За сутки съедает весь пакет.
Если конфет вдруг нету, может есть всё что угодно.
Однажды спокойно съел пачку сухих макарон. Просто отламывал и жевал, запивая дегтярной крепкости чаем. Чай он пил из двухлитровой банки.
Повара ему не жалеют каши, и Вася осиливает по пять-шесть порций.
Правда, после этого в течении получаса беспомощен, как остриженный Самсон.
Вася снимает с себя ремень, и волоча его за собой, плетётся в казарму.

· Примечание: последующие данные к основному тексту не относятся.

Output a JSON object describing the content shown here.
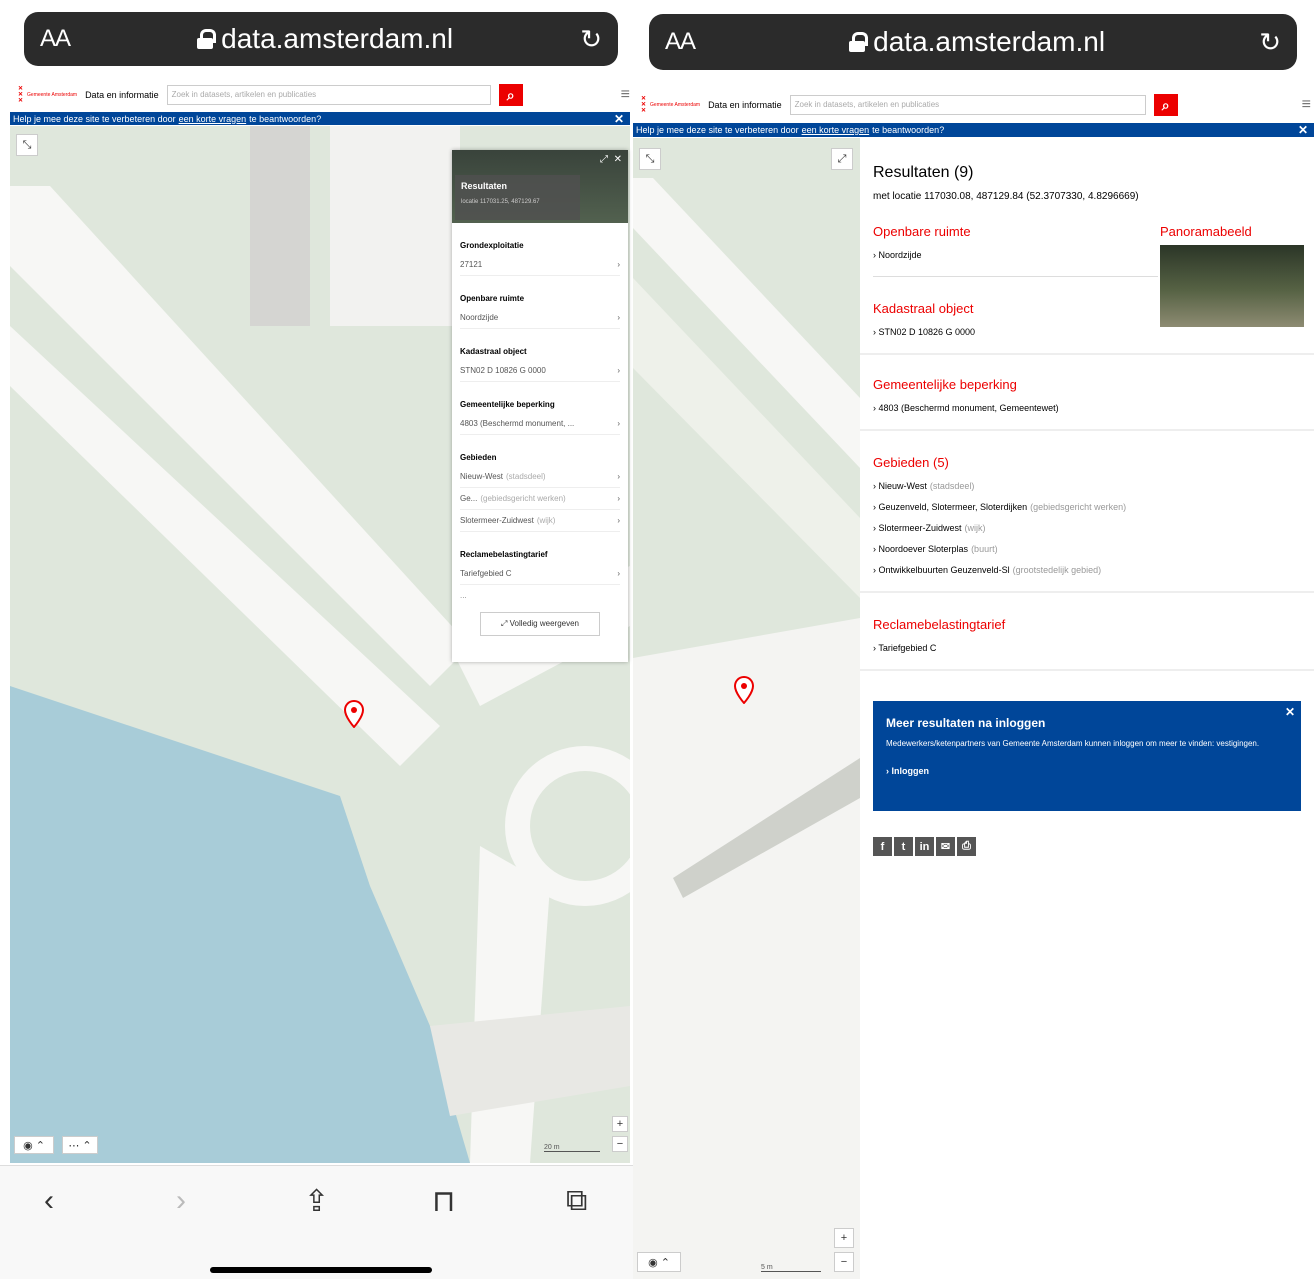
{
  "browser": {
    "text_size": "AA",
    "domain": "data.amsterdam.nl"
  },
  "site": {
    "logo_text": "Gemeente Amsterdam",
    "name": "Data en informatie",
    "search_placeholder": "Zoek in datasets, artikelen en publicaties",
    "help_prefix": "Help je mee deze site te verbeteren door",
    "help_link": "een korte vragen",
    "help_suffix": "te beantwoorden?",
    "help_close": "✕"
  },
  "map": {
    "zoom_in": "+",
    "zoom_out": "−",
    "scale_left": "20 m",
    "scale_right": "5 m"
  },
  "left_popup": {
    "title": "Resultaten",
    "location": "locatie 117031.25, 487129.67",
    "sections": [
      {
        "heading": "Grondexploitatie",
        "rows": [
          {
            "text": "27121",
            "extra": ""
          }
        ]
      },
      {
        "heading": "Openbare ruimte",
        "rows": [
          {
            "text": "Noordzijde",
            "extra": ""
          }
        ]
      },
      {
        "heading": "Kadastraal object",
        "rows": [
          {
            "text": "STN02 D 10826 G 0000",
            "extra": ""
          }
        ]
      },
      {
        "heading": "Gemeentelijke beperking",
        "rows": [
          {
            "text": "4803 (Beschermd monument, ...",
            "extra": ""
          }
        ]
      },
      {
        "heading": "Gebieden",
        "rows": [
          {
            "text": "Nieuw-West",
            "extra": "(stadsdeel)"
          },
          {
            "text": "Ge...",
            "extra": "(gebiedsgericht werken)"
          },
          {
            "text": "Slotermeer-Zuidwest",
            "extra": "(wijk)"
          }
        ]
      },
      {
        "heading": "Reclamebelastingtarief",
        "rows": [
          {
            "text": "Tariefgebied C",
            "extra": ""
          }
        ]
      }
    ],
    "more": "...",
    "full_button": "Volledig weergeven"
  },
  "results": {
    "title": "Resultaten (9)",
    "location": "met locatie 117030.08, 487129.84 (52.3707330, 4.8296669)",
    "panorama_heading": "Panoramabeeld",
    "openbare_heading": "Openbare ruimte",
    "openbare_item": "Noordzijde",
    "kadastraal_heading": "Kadastraal object",
    "kadastraal_item": "STN02 D 10826 G 0000",
    "beperking_heading": "Gemeentelijke beperking",
    "beperking_item": "4803 (Beschermd monument, Gemeentewet)",
    "gebieden_heading": "Gebieden (5)",
    "gebieden": [
      {
        "name": "Nieuw-West",
        "type": "(stadsdeel)"
      },
      {
        "name": "Geuzenveld, Slotermeer, Sloterdijken",
        "type": "(gebiedsgericht werken)"
      },
      {
        "name": "Slotermeer-Zuidwest",
        "type": "(wijk)"
      },
      {
        "name": "Noordoever Sloterplas",
        "type": "(buurt)"
      },
      {
        "name": "Ontwikkelbuurten Geuzenveld-Sl",
        "type": "(grootstedelijk gebied)"
      }
    ],
    "reclame_heading": "Reclamebelastingtarief",
    "reclame_item": "Tariefgebied C",
    "login_title": "Meer resultaten na inloggen",
    "login_text": "Medewerkers/ketenpartners van Gemeente Amsterdam kunnen inloggen om meer te vinden: vestigingen.",
    "login_link": "Inloggen",
    "login_close": "✕"
  },
  "social": [
    "f",
    "t",
    "in",
    "✉",
    "⎙"
  ]
}
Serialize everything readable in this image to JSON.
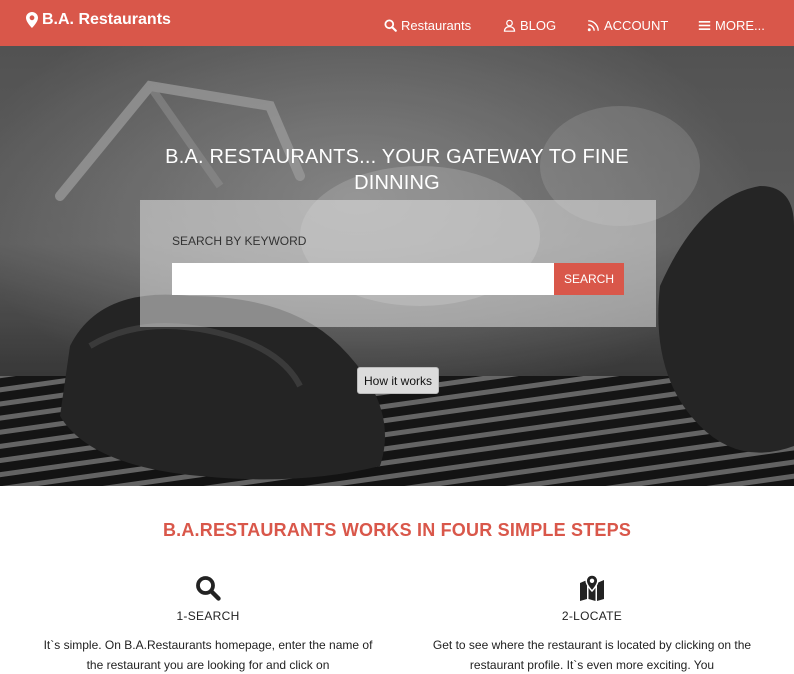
{
  "nav": {
    "brand": "B.A. Restaurants",
    "items": [
      {
        "label": "Restaurants",
        "icon": "search-icon"
      },
      {
        "label": "BLOG",
        "icon": "user-icon"
      },
      {
        "label": "ACCOUNT",
        "icon": "rss-icon"
      },
      {
        "label": "MORE...",
        "icon": "menu-icon"
      }
    ],
    "bar_color": "#d9574a"
  },
  "hero": {
    "title": "B.A. RESTAURANTS... YOUR GATEWAY TO FINE DINNING",
    "search_label": "SEARCH BY KEYWORD",
    "search_value": "",
    "search_button": "SEARCH",
    "how_button": "How it works"
  },
  "steps": {
    "heading": "B.A.RESTAURANTS WORKS IN FOUR SIMPLE STEPS",
    "items": [
      {
        "title": "1-SEARCH",
        "icon": "search-icon",
        "text": "It`s simple. On B.A.Restaurants homepage, enter the name of the restaurant you are looking for and click on"
      },
      {
        "title": "2-LOCATE",
        "icon": "map-pin-icon",
        "text": "Get to see where the restaurant is located by clicking on the restaurant profile. It`s even more exciting. You"
      }
    ]
  },
  "accent_color": "#d9574a"
}
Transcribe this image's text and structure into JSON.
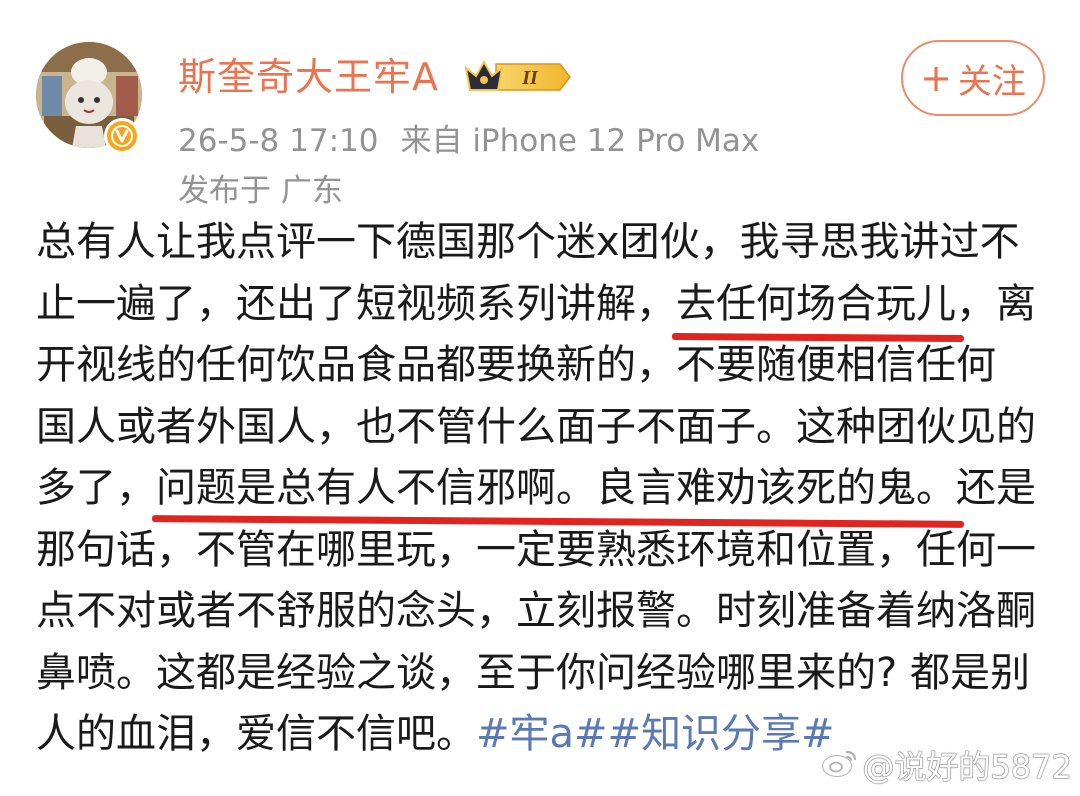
{
  "header": {
    "username": "斯奎奇大王牢A",
    "vip_level": "II",
    "date": "26-5-8 17:10",
    "source": "来自 iPhone 12 Pro Max",
    "location": "发布于 广东",
    "follow_label": "关注",
    "follow_plus": "+"
  },
  "post": {
    "lines": [
      [
        "总有人让我点评一下德国那个迷x团伙，我寻思我讲过不"
      ],
      [
        "止一遍了，还出了短视频系列讲解，",
        "去任何场合玩儿",
        "，离"
      ],
      [
        "开视线的任何饮品食品都要换新的，不要随便相信任何"
      ],
      [
        "国人或者外国人，也不管什么面子不面子。这种团伙见的"
      ],
      [
        "多了，",
        "问题是总有人不信邪啊。良言难劝该死的鬼。",
        "还是"
      ],
      [
        "那句话，不管在哪里玩，一定要熟悉环境和位置，任何一"
      ],
      [
        "点不对或者不舒服的念头，立刻报警。时刻准备着纳洛酮"
      ],
      [
        "鼻喷。这都是经验之谈，至于你问经验哪里来的? 都是别"
      ],
      [
        "人的血泪，爱信不信吧。"
      ]
    ],
    "hashtags": [
      "#牢a#",
      "#知识分享#"
    ]
  },
  "watermark": {
    "text": "@说好的5872"
  },
  "colors": {
    "username": "#eb7350",
    "meta": "#939393",
    "hashtag": "#5b79b3",
    "underline": "#e02420",
    "verified": "#f7a51c"
  },
  "icons": [
    "avatar-illustration",
    "verified-v-icon",
    "vip-crown-icon",
    "weibo-logo-icon"
  ]
}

Едва одолевает лестницу на второй этаж, затаскивая себя по перилам. Добирается до своей койки и с размаху плюхается на неё спиной.
Эта привычка хорошо всем известна.
Однажды ему под пружины койки поставили табуретку.
Табуретка одной высоты с койкой. Даже чуть приподняла провисшие пружины. Но ни с боку, ни с верху ничего не заметно.
Входит Василий Иванович.
Взвод и “мандавохи” замирают. Все делают вид, что занимаются своими делами.
Василий Иванович кладёт ремень, поворачивается к койке спиной…
Падает…
Ы-ы-ыхх!
Раздаётся ужасный хруст.
Вася лежит неподвижно.
– Всё, бля, пиздец! – произносит кто-то.
Тут Вася поворачивается на бок, свешивает руку с кровати и принимается шарить под ней.
– Якись, шо-то сломав… – задумчиво так говорит и извлекает ножку от табуретки.

Так ржали, что к нам заглянули из роты снизу: что у вас происходит?..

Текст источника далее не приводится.